When letting go of the club with your trailing hand, you just let it hang straight down. When you move it back to the club, DON'T swing your hand closer to or farther away from your body. Just move it sideways, across your body. The idea here is that someone who leans over a bit more at address will have their hands farther from their body, while someone who stands more erect will have their hands closer to their body. When the grip of the club is the correct distance from your body, your hands will hang almost directly beneath your shoulders.

The other neat quote from Annika concerns your shoulder alignment at address:
Because your arms swing along the same path as your shoulders, it's critical that you align your shoulders correctly. That's why, after aiming the clubface, I start aligning my body from the top down, starting with my shoulders and working to my feet.

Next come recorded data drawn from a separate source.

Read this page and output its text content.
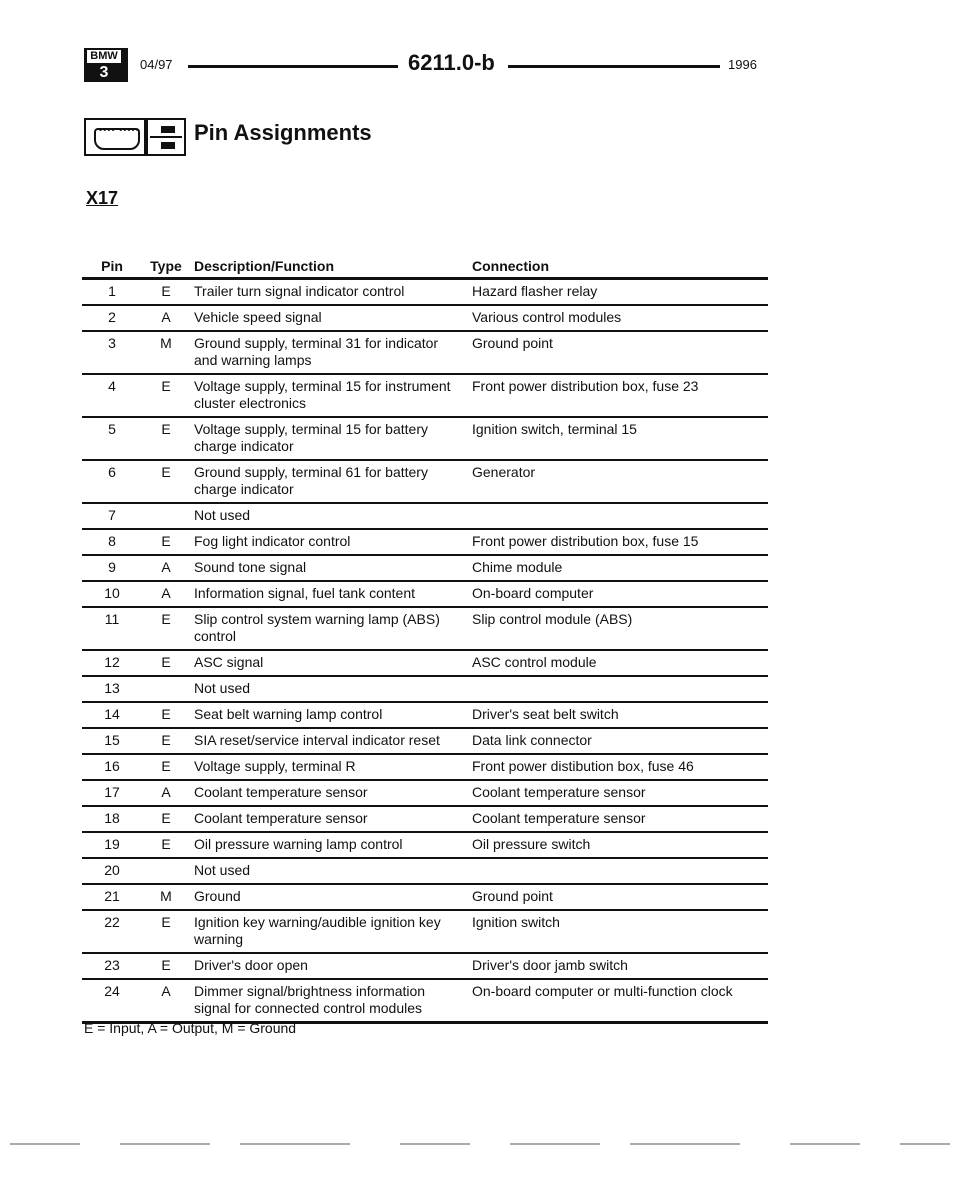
BMW
3	04/97	6211.0-b	1996
•••• ••••• Pin Assignments
X17
Pin	Type	Description/Function	Connection
1	E	Trailer turn signal indicator control	Hazard flasher relay
2	A	Vehicle speed signal	Various control modules
3	M	Ground supply, terminal 31 for indicator and warning lamps	Ground point
4	E	Voltage supply, terminal 15 for instrument cluster electronics	Front power distribution box, fuse 23
5	E	Voltage supply, terminal 15 for battery charge indicator	Ignition switch, terminal 15
6	E	Ground supply, terminal 61 for battery charge indicator	Generator
7		Not used	
8	E	Fog light indicator control	Front power distribution box, fuse 15
9	A	Sound tone signal	Chime module
10	A	Information signal, fuel tank content	On-board computer
11	E	Slip control system warning lamp (ABS) control	Slip control module (ABS)
12	E	ASC signal	ASC control module
13		Not used	
14	E	Seat belt warning lamp control	Driver's seat belt switch
15	E	SIA reset/service interval indicator reset	Data link connector
16	E	Voltage supply, terminal R	Front power distibution box, fuse 46
17	A	Coolant temperature sensor	Coolant temperature sensor
18	E	Coolant temperature sensor	Coolant temperature sensor
19	E	Oil pressure warning lamp control	Oil pressure switch
20		Not used	
21	M	Ground	Ground point
22	E	Ignition key warning/audible ignition key warning	Ignition switch
23	E	Driver's door open	Driver's door jamb switch
24	A	Dimmer signal/brightness information signal for connected control modules	On-board computer or multi-function clock
E = Input, A = Output, M = Ground
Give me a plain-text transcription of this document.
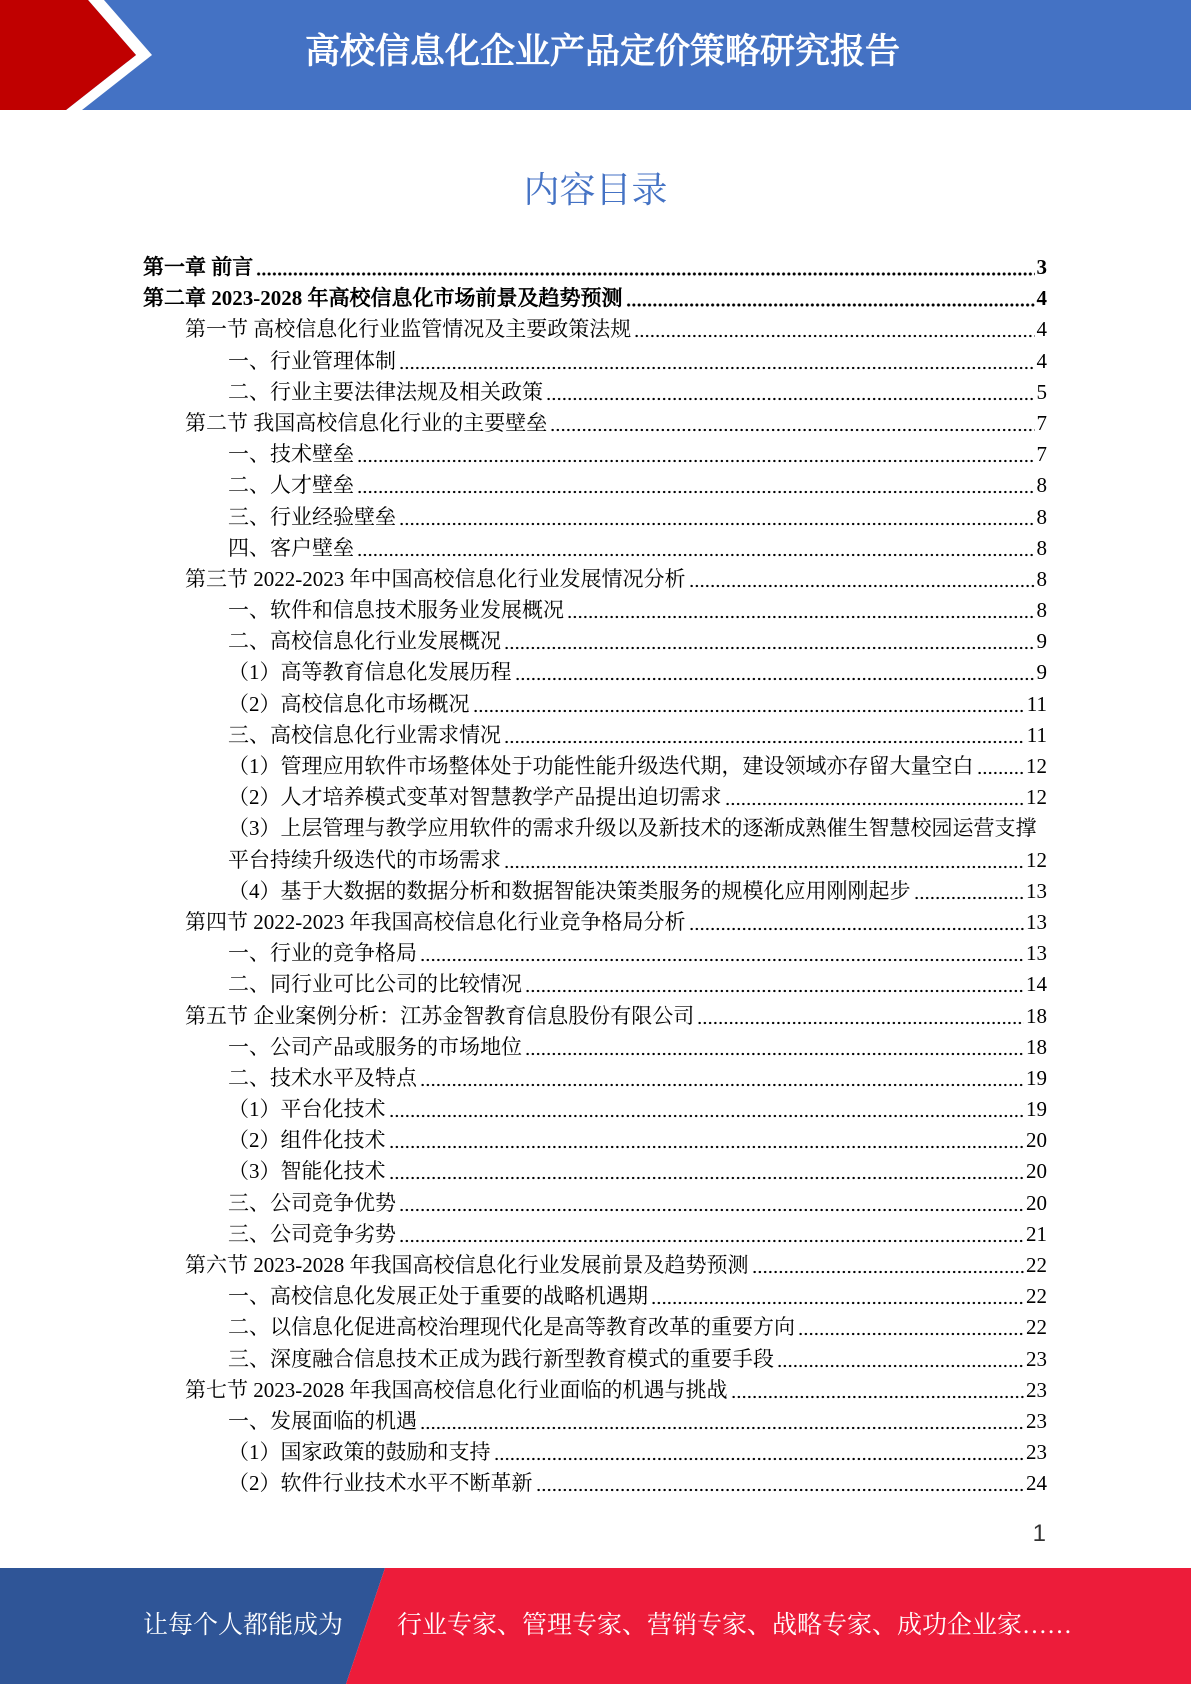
高校信息化企业产品定价策略研究报告
内容目录
第一章 前言	3
第二章 2023-2028 年高校信息化市场前景及趋势预测	4
第一节 高校信息化行业监管情况及主要政策法规	4
一、行业管理体制	4
二、行业主要法律法规及相关政策	5
第二节 我国高校信息化行业的主要壁垒	7
一、技术壁垒	7
二、人才壁垒	8
三、行业经验壁垒	8
四、客户壁垒	8
第三节 2022-2023 年中国高校信息化行业发展情况分析	8
一、软件和信息技术服务业发展概况	8
二、高校信息化行业发展概况	9
（1）高等教育信息化发展历程	9
（2）高校信息化市场概况	11
三、高校信息化行业需求情况	11
（1）管理应用软件市场整体处于功能性能升级迭代期，建设领域亦存留大量空白	12
（2）人才培养模式变革对智慧教学产品提出迫切需求	12
（3）上层管理与教学应用软件的需求升级以及新技术的逐渐成熟催生智慧校园运营支撑
平台持续升级迭代的市场需求	12
（4）基于大数据的数据分析和数据智能决策类服务的规模化应用刚刚起步	13
第四节 2022-2023 年我国高校信息化行业竞争格局分析	13
一、行业的竞争格局	13
二、同行业可比公司的比较情况	14
第五节 企业案例分析：江苏金智教育信息股份有限公司	18
一、公司产品或服务的市场地位	18
二、技术水平及特点	19
（1）平台化技术	19
（2）组件化技术	20
（3）智能化技术	20
三、公司竞争优势	20
三、公司竞争劣势	21
第六节 2023-2028 年我国高校信息化行业发展前景及趋势预测	22
一、高校信息化发展正处于重要的战略机遇期	22
二、以信息化促进高校治理现代化是高等教育改革的重要方向	22
三、深度融合信息技术正成为践行新型教育模式的重要手段	23
第七节 2023-2028 年我国高校信息化行业面临的机遇与挑战	23
一、发展面临的机遇	23
（1）国家政策的鼓励和支持	23
（2）软件行业技术水平不断革新	24
1
让每个人都能成为 行业专家、管理专家、营销专家、战略专家、成功企业家……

Because it's very hard to see where my shoulders are pointed at address, I look to the fronts of my forearms to see if they're parallel to the target line. If my arms are hanging naturally, my forearms will be on the same line as my shoulders. You can check this by having someone hold a shaft up against your forearms and then stepping away to see if the shaft is parallel to the target line. It's a great way to train your shoulders to set up square to the target. [p41]
This is a great little trick. Once you get used to seeing what "square forearms" look like, that's a much easier visual checkpoint for your upper body alignment than your shoulders are.

By combining both of Annika's tips, you'll be able to get your upper body in the correct position to hit shots along your target line more easily, even when your footing isn't completely level.